The synthesis and breakdown of ECM are regulated by MMPs and TIMPs activity. During liver fibrosis, the equilibrate of MMPs and TIMPs will be disturbed, keeping MMPs and TIMPs in balance is a key potential in liver fibrosis treatment. Our research revealed a notable reduction in MMP1 protein level and a significant rise in TIMP1 expression in CLF rats. Following HGD therapy, the irregular levels of MMP1 and TIMP1 proteins caused by ANIT were normalized, demonstrating that HGD can decrease ECM buildup in the liver.

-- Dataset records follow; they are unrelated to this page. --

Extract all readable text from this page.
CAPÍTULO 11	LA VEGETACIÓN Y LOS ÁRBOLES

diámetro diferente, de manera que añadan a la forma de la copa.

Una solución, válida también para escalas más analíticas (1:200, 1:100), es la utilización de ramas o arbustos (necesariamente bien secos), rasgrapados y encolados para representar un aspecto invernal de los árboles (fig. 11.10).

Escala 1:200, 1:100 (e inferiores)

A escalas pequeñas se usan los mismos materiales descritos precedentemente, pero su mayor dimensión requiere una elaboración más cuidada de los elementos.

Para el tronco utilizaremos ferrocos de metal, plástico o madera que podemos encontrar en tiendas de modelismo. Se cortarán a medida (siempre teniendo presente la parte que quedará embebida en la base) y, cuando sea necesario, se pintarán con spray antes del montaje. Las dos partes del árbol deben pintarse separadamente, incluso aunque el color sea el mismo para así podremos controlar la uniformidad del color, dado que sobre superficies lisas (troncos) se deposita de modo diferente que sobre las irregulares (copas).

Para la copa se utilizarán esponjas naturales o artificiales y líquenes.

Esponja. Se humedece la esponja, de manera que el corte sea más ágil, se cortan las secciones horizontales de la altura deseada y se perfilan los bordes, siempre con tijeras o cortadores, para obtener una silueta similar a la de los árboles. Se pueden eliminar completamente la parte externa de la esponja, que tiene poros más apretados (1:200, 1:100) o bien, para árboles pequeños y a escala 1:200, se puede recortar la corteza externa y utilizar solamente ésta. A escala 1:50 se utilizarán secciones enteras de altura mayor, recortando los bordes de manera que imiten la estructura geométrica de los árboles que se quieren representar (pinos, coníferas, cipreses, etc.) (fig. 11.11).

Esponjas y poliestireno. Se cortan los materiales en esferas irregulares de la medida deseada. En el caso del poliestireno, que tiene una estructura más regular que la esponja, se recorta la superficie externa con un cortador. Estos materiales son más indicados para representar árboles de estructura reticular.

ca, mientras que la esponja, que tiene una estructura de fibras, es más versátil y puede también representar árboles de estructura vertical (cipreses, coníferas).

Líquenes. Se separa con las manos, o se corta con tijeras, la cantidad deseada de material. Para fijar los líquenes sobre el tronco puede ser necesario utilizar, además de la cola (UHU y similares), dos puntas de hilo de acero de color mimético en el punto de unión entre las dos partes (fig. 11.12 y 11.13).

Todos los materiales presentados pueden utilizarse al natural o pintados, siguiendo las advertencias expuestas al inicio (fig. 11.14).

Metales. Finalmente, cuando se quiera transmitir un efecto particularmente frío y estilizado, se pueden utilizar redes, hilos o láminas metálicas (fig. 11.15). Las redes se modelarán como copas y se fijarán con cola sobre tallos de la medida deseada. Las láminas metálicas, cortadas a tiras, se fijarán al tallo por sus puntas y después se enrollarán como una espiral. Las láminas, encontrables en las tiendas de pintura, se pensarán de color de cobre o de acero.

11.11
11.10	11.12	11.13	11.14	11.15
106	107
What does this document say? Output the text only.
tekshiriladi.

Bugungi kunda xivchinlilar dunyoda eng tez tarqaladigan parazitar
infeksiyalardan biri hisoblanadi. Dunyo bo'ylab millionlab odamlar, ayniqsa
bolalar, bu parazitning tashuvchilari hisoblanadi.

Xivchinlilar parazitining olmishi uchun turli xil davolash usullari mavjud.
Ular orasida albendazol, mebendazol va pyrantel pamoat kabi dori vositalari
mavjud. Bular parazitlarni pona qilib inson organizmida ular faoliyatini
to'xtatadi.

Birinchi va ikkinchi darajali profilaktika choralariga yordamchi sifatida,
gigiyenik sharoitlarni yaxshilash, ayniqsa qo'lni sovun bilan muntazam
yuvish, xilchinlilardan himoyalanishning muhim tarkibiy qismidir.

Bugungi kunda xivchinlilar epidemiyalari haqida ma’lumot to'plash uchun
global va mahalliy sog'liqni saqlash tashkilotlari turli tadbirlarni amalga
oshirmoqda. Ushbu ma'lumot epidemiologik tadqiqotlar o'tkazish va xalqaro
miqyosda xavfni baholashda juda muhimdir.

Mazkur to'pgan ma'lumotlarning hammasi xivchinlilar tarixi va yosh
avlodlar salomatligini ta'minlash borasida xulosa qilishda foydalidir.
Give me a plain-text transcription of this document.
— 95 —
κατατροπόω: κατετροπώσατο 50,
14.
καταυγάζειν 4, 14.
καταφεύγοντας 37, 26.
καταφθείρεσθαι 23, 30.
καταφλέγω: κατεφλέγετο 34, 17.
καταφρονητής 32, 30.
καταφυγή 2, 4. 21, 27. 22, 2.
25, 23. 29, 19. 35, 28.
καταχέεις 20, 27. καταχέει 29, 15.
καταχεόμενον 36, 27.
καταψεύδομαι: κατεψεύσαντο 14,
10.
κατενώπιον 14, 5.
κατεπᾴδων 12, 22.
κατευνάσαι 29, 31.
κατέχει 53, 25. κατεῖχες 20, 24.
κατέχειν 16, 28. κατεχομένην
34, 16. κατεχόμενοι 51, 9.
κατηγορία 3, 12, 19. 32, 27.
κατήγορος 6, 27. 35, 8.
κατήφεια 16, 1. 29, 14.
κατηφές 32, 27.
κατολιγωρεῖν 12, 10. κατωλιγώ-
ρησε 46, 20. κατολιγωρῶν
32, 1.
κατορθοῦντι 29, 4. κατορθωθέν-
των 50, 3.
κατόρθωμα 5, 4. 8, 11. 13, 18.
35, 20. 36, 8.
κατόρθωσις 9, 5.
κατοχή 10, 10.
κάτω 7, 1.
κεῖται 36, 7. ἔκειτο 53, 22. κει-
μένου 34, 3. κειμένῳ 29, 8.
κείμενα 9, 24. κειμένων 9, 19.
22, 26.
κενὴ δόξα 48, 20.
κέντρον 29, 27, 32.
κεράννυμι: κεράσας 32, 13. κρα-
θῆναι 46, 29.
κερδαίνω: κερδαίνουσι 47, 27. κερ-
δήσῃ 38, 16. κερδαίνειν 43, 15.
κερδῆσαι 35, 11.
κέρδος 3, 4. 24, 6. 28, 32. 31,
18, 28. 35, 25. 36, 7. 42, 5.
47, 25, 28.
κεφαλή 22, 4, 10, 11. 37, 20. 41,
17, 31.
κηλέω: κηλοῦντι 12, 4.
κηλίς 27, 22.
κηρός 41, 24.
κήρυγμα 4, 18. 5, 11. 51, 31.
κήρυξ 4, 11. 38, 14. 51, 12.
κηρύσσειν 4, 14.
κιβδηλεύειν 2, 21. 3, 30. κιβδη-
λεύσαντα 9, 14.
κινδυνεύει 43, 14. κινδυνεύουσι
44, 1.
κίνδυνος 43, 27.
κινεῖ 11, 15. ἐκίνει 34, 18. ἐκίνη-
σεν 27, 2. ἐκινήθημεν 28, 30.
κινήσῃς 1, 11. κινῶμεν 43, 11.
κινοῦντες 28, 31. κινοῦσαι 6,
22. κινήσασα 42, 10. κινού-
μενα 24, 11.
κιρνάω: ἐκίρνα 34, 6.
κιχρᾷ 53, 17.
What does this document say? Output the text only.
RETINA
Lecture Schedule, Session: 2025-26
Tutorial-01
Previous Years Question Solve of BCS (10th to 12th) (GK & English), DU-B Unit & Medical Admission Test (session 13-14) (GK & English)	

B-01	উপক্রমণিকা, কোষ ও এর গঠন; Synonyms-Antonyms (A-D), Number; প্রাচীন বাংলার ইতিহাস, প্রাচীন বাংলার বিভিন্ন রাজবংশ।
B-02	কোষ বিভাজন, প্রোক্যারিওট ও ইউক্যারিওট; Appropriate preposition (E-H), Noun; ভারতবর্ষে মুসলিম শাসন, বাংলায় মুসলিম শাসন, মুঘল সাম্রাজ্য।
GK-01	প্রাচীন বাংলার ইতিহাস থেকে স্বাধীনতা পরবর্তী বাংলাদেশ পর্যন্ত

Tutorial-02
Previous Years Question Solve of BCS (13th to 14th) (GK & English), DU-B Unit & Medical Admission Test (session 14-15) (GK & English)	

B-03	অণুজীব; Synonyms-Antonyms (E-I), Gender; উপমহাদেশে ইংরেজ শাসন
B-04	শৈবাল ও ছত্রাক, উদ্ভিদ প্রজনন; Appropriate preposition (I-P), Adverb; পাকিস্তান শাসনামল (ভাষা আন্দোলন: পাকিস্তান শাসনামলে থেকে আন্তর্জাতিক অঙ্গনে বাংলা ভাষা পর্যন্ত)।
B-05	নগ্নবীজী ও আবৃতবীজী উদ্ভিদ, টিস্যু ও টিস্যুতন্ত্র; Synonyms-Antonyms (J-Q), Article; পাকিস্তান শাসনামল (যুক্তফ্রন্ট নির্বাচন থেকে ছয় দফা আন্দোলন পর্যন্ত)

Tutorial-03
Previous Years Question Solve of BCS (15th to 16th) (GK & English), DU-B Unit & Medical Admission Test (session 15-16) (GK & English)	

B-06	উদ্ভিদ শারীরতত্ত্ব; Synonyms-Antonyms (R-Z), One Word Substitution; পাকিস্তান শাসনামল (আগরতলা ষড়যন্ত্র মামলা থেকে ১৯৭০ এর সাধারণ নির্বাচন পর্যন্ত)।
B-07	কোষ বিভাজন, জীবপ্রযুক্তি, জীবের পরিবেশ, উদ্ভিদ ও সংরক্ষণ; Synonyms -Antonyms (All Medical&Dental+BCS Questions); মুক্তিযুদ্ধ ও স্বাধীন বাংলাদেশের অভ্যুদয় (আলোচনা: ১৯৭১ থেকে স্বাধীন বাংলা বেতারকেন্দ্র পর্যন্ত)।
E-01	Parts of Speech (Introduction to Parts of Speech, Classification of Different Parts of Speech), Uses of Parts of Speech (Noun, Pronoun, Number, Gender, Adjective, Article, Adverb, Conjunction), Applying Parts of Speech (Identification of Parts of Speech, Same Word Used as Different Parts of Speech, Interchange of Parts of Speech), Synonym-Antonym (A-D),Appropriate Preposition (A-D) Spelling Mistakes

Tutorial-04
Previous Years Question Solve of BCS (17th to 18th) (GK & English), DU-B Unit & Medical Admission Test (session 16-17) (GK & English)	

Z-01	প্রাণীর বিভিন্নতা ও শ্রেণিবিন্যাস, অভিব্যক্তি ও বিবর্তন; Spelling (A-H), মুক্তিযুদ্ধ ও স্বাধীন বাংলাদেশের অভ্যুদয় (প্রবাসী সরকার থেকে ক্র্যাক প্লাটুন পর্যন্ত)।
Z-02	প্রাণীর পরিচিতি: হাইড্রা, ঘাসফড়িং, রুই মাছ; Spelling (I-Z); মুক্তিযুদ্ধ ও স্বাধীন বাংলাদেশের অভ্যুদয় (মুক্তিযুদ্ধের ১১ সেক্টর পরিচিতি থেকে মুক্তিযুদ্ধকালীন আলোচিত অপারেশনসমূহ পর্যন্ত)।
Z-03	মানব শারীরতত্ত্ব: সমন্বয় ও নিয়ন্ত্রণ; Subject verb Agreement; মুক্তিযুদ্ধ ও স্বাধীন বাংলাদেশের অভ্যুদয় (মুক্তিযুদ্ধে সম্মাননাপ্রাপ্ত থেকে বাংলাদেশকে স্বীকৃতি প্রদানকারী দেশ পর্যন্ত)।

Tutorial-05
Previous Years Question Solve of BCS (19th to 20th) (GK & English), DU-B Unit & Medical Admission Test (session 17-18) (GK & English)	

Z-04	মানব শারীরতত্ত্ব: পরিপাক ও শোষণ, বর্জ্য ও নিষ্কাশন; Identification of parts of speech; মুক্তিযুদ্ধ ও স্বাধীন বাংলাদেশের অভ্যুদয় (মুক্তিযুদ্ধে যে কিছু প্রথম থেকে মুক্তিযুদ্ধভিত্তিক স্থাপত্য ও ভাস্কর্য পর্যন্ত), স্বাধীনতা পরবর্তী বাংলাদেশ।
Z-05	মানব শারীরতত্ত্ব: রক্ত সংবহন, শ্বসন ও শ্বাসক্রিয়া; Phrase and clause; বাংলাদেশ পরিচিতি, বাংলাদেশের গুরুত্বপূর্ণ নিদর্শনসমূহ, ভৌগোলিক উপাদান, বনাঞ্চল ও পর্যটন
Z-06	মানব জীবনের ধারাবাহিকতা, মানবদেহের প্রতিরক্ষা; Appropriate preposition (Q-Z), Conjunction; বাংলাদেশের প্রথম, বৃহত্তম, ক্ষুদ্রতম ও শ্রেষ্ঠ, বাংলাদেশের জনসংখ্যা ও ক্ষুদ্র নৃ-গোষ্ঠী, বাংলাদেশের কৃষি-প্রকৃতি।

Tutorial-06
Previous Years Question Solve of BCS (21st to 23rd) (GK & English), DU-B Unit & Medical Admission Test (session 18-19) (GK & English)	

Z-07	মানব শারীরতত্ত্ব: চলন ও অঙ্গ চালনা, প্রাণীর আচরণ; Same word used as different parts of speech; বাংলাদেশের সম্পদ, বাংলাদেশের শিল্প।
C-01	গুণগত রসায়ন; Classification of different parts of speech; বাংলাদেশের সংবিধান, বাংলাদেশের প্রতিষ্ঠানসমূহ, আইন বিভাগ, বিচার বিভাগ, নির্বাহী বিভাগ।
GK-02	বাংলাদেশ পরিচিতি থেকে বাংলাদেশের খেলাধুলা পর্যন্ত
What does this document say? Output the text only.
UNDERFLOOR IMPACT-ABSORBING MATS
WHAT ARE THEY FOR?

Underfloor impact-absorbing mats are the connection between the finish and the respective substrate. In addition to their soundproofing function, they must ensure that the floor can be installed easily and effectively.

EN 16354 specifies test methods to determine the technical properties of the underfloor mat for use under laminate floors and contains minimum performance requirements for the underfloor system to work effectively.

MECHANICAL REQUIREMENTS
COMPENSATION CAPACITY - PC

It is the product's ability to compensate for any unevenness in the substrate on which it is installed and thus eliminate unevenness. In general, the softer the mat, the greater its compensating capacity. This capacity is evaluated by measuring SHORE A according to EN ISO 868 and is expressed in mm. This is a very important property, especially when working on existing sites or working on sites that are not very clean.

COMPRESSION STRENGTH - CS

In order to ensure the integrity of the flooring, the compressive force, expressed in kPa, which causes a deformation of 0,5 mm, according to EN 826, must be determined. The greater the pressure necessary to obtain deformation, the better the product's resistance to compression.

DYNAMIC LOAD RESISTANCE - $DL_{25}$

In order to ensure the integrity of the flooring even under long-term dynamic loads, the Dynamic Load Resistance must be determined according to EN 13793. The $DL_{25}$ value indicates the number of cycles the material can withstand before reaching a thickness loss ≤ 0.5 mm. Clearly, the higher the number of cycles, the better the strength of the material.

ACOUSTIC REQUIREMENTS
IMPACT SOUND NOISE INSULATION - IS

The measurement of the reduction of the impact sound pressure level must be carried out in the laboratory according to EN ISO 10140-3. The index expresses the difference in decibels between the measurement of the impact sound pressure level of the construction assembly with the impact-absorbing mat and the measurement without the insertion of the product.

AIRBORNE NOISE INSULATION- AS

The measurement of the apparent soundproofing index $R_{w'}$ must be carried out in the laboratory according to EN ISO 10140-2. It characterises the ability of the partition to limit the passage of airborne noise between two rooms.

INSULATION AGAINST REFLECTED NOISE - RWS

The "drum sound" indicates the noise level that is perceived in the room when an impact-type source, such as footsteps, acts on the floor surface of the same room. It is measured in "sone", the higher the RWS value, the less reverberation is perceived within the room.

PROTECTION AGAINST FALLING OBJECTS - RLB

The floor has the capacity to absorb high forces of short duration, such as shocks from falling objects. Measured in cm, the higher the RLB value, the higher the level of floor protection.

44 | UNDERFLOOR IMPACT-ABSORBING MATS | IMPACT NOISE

However, this study also has certain limitations. Macrophages are the primary producers of TGF-β1 in the liver. We did not further investigate whether the reduction in TGF-β1 caused by HGD might result from decreased macrophage accumulation. Furthermore, although hematopoietic stem cells play a role in ECM deposition, duct cells also play an important role in cholestatic diseases. We did not effectively evaluate duct cell markers or proliferation. Canalicular cell profiling represents an important avenue for future research to further elucidate the mechanisms of HGD in cholestatic liver injury.

5. Conclusion

To sum up, this research shows that HGD offers notable liver protection against ANIT-induced damage and fibrosis, as indicated by lowered liver injury and cholestasis markers, reduced serum indicators of liver fibrosis and inflammatory cytokines, improved inflammation caused by ANIT, and decreased ECM accumulation. The liver-protective effects of HGD might be linked to halting liver fibrosis advancement by breaking TGF-β1/Smad pathways, reducing inflammation and HSCs activation, and maintaining the equilibrium between MMP1 and TIMP1. Nonetheless, further detailed studies on the molecular mechanisms of HGD are required in upcoming research.